With the approval, Korea joins the U.S. and U.K. as one of the few nations capable of producing anthrax vaccines domestically.
Dubbed Barythrax, GC Biopharma said the vaccine is stockpile-ready and designed for bioterror preparedness, using genetically engineered protective antigens to trigger immunity without the safety risks tied to older, culture-based vaccines.
“This is the first genetically engineered anthrax vaccine to be successfully commercialized worldwide,” Korea Disease Control and Prevention Agency (KDCA) said in a statement, calling the move a milestone in securing national supply and ending reliance on imports.
Barythrax's greenlight caps nearly three decades of development, dating back to 1997 when health authorities first screened early candidates. GC Biopharma later joined as a partner to scale development, run clinical trials and submit the final application in October 2023.
The vaccine was evaluated under Korea’s emergency response act, which permits animal studies in place of phase 3 human trials for high-risk pathogens. In phase 2 studies, healthy adults produced strong neutralizing antibody responses with no serious side effects. Preclinical data showed durable antibody levels for at least six months post-dosing, with high survival rates in animals exposed to anthrax.
Anthrax remains classified as a tier-one notifiable disease in Korea, with known risks of aerosol transmission and environmental persistence. Until now, the country relied entirely on imports for its anthrax vaccine supply.

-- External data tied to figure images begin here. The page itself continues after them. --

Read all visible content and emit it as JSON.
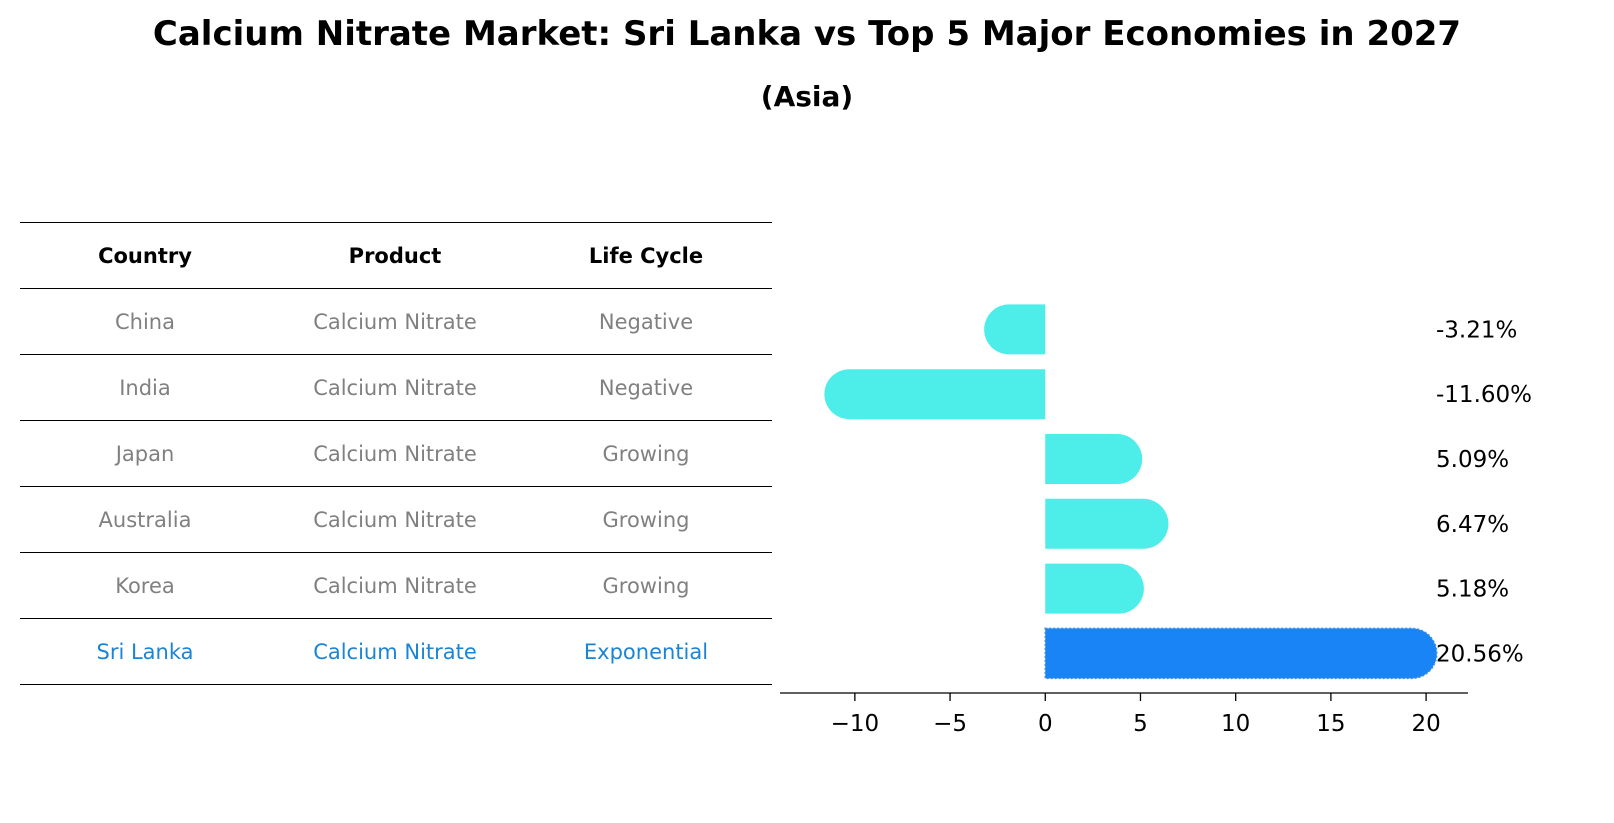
{
  "chart_data": {
    "type": "bar",
    "orientation": "horizontal",
    "title": "Calcium Nitrate Market: Sri Lanka vs Top 5 Major Economies in 2027",
    "subtitle": "(Asia)",
    "categories": [
      "China",
      "India",
      "Japan",
      "Australia",
      "Korea",
      "Sri Lanka"
    ],
    "values": [
      -3.21,
      -11.6,
      5.09,
      6.47,
      5.18,
      20.56
    ],
    "value_labels": [
      "-3.21%",
      "-11.60%",
      "5.09%",
      "6.47%",
      "5.18%",
      "20.56%"
    ],
    "highlight": "Sri Lanka",
    "xlim": [
      -13.3,
      22.2
    ],
    "xticks": [
      -10,
      -5,
      0,
      5,
      10,
      15,
      20
    ],
    "xtick_labels": [
      "−10",
      "−5",
      "0",
      "5",
      "10",
      "15",
      "20"
    ],
    "colors": {
      "default": "#4deeea",
      "highlight": "#1984f5"
    },
    "xlabel": "",
    "ylabel": "",
    "grid": false
  },
  "table": {
    "headers": [
      "Country",
      "Product",
      "Life Cycle"
    ],
    "rows": [
      [
        "China",
        "Calcium Nitrate",
        "Negative"
      ],
      [
        "India",
        "Calcium Nitrate",
        "Negative"
      ],
      [
        "Japan",
        "Calcium Nitrate",
        "Growing"
      ],
      [
        "Australia",
        "Calcium Nitrate",
        "Growing"
      ],
      [
        "Korea",
        "Calcium Nitrate",
        "Growing"
      ],
      [
        "Sri Lanka",
        "Calcium Nitrate",
        "Exponential"
      ]
    ],
    "colors": {
      "text": "#808080",
      "highlight": "#1a85d6"
    }
  }
}
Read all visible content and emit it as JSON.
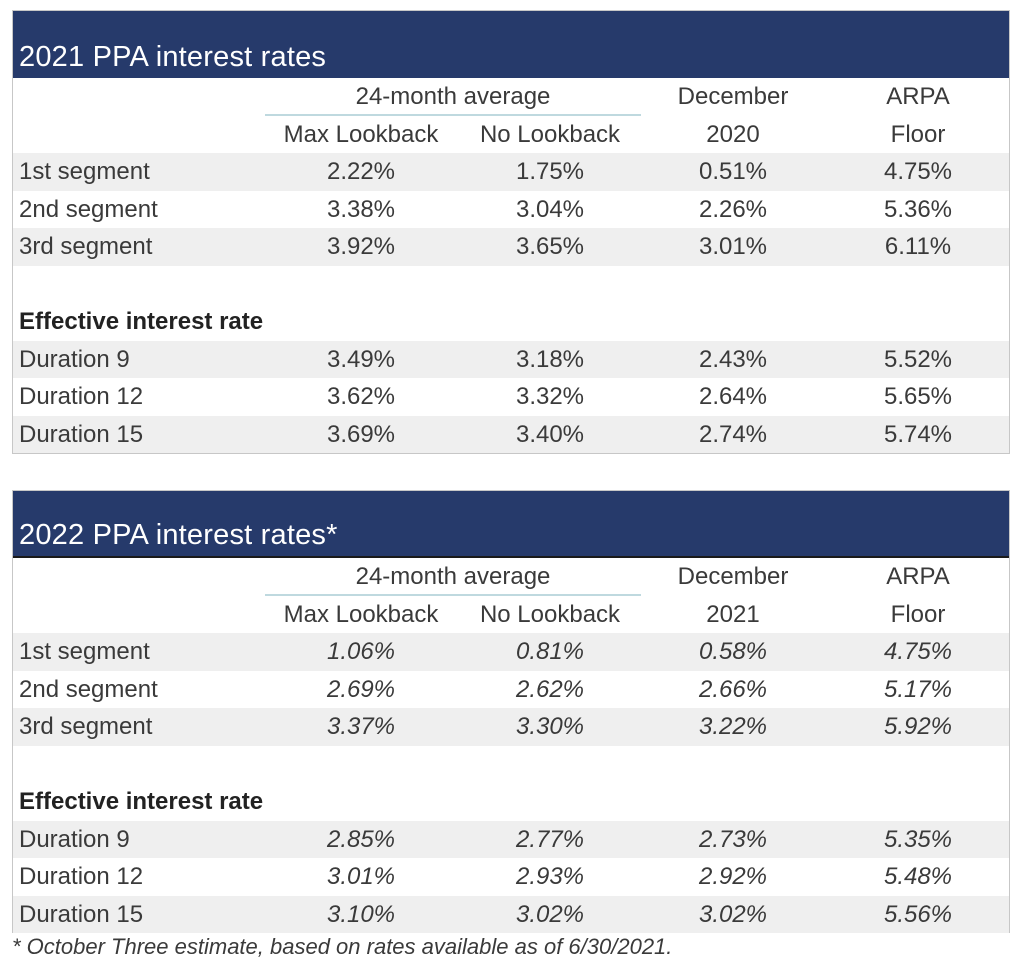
{
  "table2021": {
    "title": "2021 PPA interest rates",
    "header": {
      "avg_group": "24-month average",
      "col1": "Max Lookback",
      "col2": "No Lookback",
      "col3_top": "December",
      "col3_bottom": "2020",
      "col4_top": "ARPA",
      "col4_bottom": "Floor"
    },
    "segments": [
      {
        "label": "1st segment",
        "max": "2.22%",
        "nolb": "1.75%",
        "dec": "0.51%",
        "arpa": "4.75%"
      },
      {
        "label": "2nd segment",
        "max": "3.38%",
        "nolb": "3.04%",
        "dec": "2.26%",
        "arpa": "5.36%"
      },
      {
        "label": "3rd segment",
        "max": "3.92%",
        "nolb": "3.65%",
        "dec": "3.01%",
        "arpa": "6.11%"
      }
    ],
    "effective_heading": "Effective interest rate",
    "durations": [
      {
        "label": "Duration 9",
        "max": "3.49%",
        "nolb": "3.18%",
        "dec": "2.43%",
        "arpa": "5.52%"
      },
      {
        "label": "Duration 12",
        "max": "3.62%",
        "nolb": "3.32%",
        "dec": "2.64%",
        "arpa": "5.65%"
      },
      {
        "label": "Duration 15",
        "max": "3.69%",
        "nolb": "3.40%",
        "dec": "2.74%",
        "arpa": "5.74%"
      }
    ]
  },
  "table2022": {
    "title": "2022 PPA interest rates*",
    "header": {
      "avg_group": "24-month average",
      "col1": "Max Lookback",
      "col2": "No Lookback",
      "col3_top": "December",
      "col3_bottom": "2021",
      "col4_top": "ARPA",
      "col4_bottom": "Floor"
    },
    "segments": [
      {
        "label": "1st segment",
        "max": "1.06%",
        "nolb": "0.81%",
        "dec": "0.58%",
        "arpa": "4.75%"
      },
      {
        "label": "2nd segment",
        "max": "2.69%",
        "nolb": "2.62%",
        "dec": "2.66%",
        "arpa": "5.17%"
      },
      {
        "label": "3rd segment",
        "max": "3.37%",
        "nolb": "3.30%",
        "dec": "3.22%",
        "arpa": "5.92%"
      }
    ],
    "effective_heading": "Effective interest rate",
    "durations": [
      {
        "label": "Duration 9",
        "max": "2.85%",
        "nolb": "2.77%",
        "dec": "2.73%",
        "arpa": "5.35%"
      },
      {
        "label": "Duration 12",
        "max": "3.01%",
        "nolb": "2.93%",
        "dec": "2.92%",
        "arpa": "5.48%"
      },
      {
        "label": "Duration 15",
        "max": "3.10%",
        "nolb": "3.02%",
        "dec": "3.02%",
        "arpa": "5.56%"
      }
    ]
  },
  "footnote": "* October Three estimate, based on rates available as of 6/30/2021.",
  "colors": {
    "title_bar": "#263a6b",
    "row_shade": "#efefef",
    "avg_underline": "#bfd9df"
  }
}
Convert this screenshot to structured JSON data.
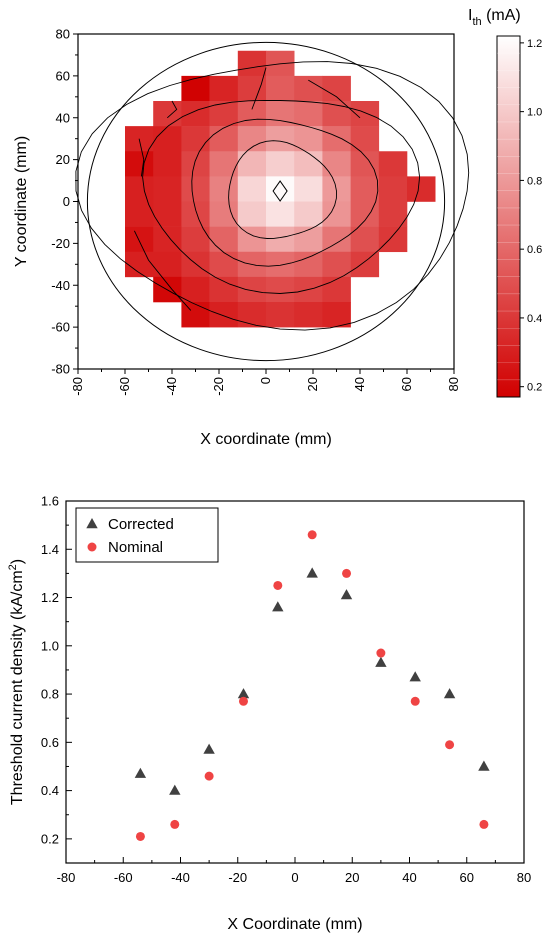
{
  "chart_data": [
    {
      "type": "heatmap",
      "xlabel": "X coordinate (mm)",
      "ylabel": "Y coordinate (mm)",
      "xlim": [
        -80,
        80
      ],
      "ylim": [
        -80,
        80
      ],
      "xticks": [
        -80,
        -60,
        -40,
        -20,
        0,
        20,
        40,
        60,
        80
      ],
      "yticks": [
        -80,
        -60,
        -40,
        -20,
        0,
        20,
        40,
        60,
        80
      ],
      "colorbar": {
        "title_main": "I",
        "title_sub": "th",
        "title_unit": " (mA)",
        "min": 0.17,
        "max": 1.22,
        "ticks": [
          0.2,
          0.4,
          0.6,
          0.8,
          1.0,
          1.2
        ],
        "tick_labels": [
          "0.2",
          "0.4",
          "0.6",
          "0.8",
          "1.0",
          "1.2"
        ],
        "colors": [
          "#d10000",
          "#ffffff"
        ]
      },
      "cell_size_mm": 12,
      "cell_centers_x": [
        -54,
        -42,
        -30,
        -18,
        -6,
        6,
        18,
        30,
        42,
        54,
        66
      ],
      "cell_centers_y": [
        66,
        54,
        42,
        30,
        18,
        6,
        -6,
        -18,
        -30,
        -42,
        -54
      ],
      "grid": [
        [
          null,
          null,
          null,
          null,
          0.38,
          0.52,
          null,
          null,
          null,
          null,
          null
        ],
        [
          null,
          null,
          0.18,
          0.32,
          0.42,
          0.55,
          0.5,
          0.45,
          null,
          null,
          null
        ],
        [
          null,
          0.4,
          0.35,
          0.42,
          0.55,
          0.65,
          0.62,
          0.5,
          0.45,
          null,
          null
        ],
        [
          0.32,
          0.3,
          0.4,
          0.55,
          0.72,
          0.82,
          0.78,
          0.62,
          0.48,
          null,
          null
        ],
        [
          0.22,
          0.3,
          0.45,
          0.65,
          0.92,
          1.02,
          0.95,
          0.72,
          0.52,
          0.4,
          null
        ],
        [
          0.3,
          0.32,
          0.48,
          0.7,
          1.05,
          1.2,
          1.08,
          0.8,
          0.55,
          0.42,
          0.35
        ],
        [
          0.3,
          0.32,
          0.46,
          0.68,
          1.0,
          1.1,
          1.0,
          0.78,
          0.55,
          0.42,
          null
        ],
        [
          0.25,
          0.32,
          0.42,
          0.58,
          0.78,
          0.88,
          0.82,
          0.65,
          0.5,
          0.4,
          null
        ],
        [
          0.3,
          0.3,
          0.38,
          0.48,
          0.58,
          0.62,
          0.58,
          0.5,
          0.42,
          null,
          null
        ],
        [
          null,
          0.2,
          0.3,
          0.38,
          0.45,
          0.48,
          0.45,
          0.4,
          null,
          null,
          null
        ],
        [
          null,
          null,
          0.22,
          0.3,
          0.35,
          0.38,
          0.35,
          0.32,
          null,
          null,
          null
        ]
      ],
      "wafer_radius_mm": 76
    },
    {
      "type": "scatter",
      "xlabel": "X Coordinate (mm)",
      "ylabel_main": "Threshold current density (kA/cm",
      "ylabel_sup": "2",
      "ylabel_end": ")",
      "xlim": [
        -80,
        80
      ],
      "ylim": [
        0.1,
        1.6
      ],
      "xticks": [
        -80,
        -60,
        -40,
        -20,
        0,
        20,
        40,
        60,
        80
      ],
      "yticks": [
        0.2,
        0.4,
        0.6,
        0.8,
        1.0,
        1.2,
        1.4,
        1.6
      ],
      "ytick_labels": [
        "0.2",
        "0.4",
        "0.6",
        "0.8",
        "1.0",
        "1.2",
        "1.4",
        "1.6"
      ],
      "legend_position": "top-left",
      "series": [
        {
          "name": "Corrected",
          "marker": "triangle",
          "color": "#404040",
          "x": [
            -54,
            -42,
            -30,
            -18,
            -6,
            6,
            18,
            30,
            42,
            54,
            66
          ],
          "y": [
            0.47,
            0.4,
            0.57,
            0.8,
            1.16,
            1.3,
            1.21,
            0.93,
            0.87,
            0.8,
            0.5
          ]
        },
        {
          "name": "Nominal",
          "marker": "circle",
          "color": "#ef4444",
          "x": [
            -54,
            -42,
            -30,
            -18,
            -6,
            6,
            18,
            30,
            42,
            54,
            66
          ],
          "y": [
            0.21,
            0.26,
            0.46,
            0.77,
            1.25,
            1.46,
            1.3,
            0.97,
            0.77,
            0.59,
            0.26
          ]
        }
      ]
    }
  ]
}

Barythrax flips that script. GC Biopharma said it will manufacture the vaccine at existing facilities and can ramp up production rapidly in a national emergency. The company also plans to pursue international markets, positioning Barythrax as a next-gen alternative to vaccines that use live bacteria or residual toxins.
“Beyond reducing costs, this approval locks in supply chain stability and sharpens our ability to respond quickly to biological threats,” KDCA Commissioner Jee Young-mee said.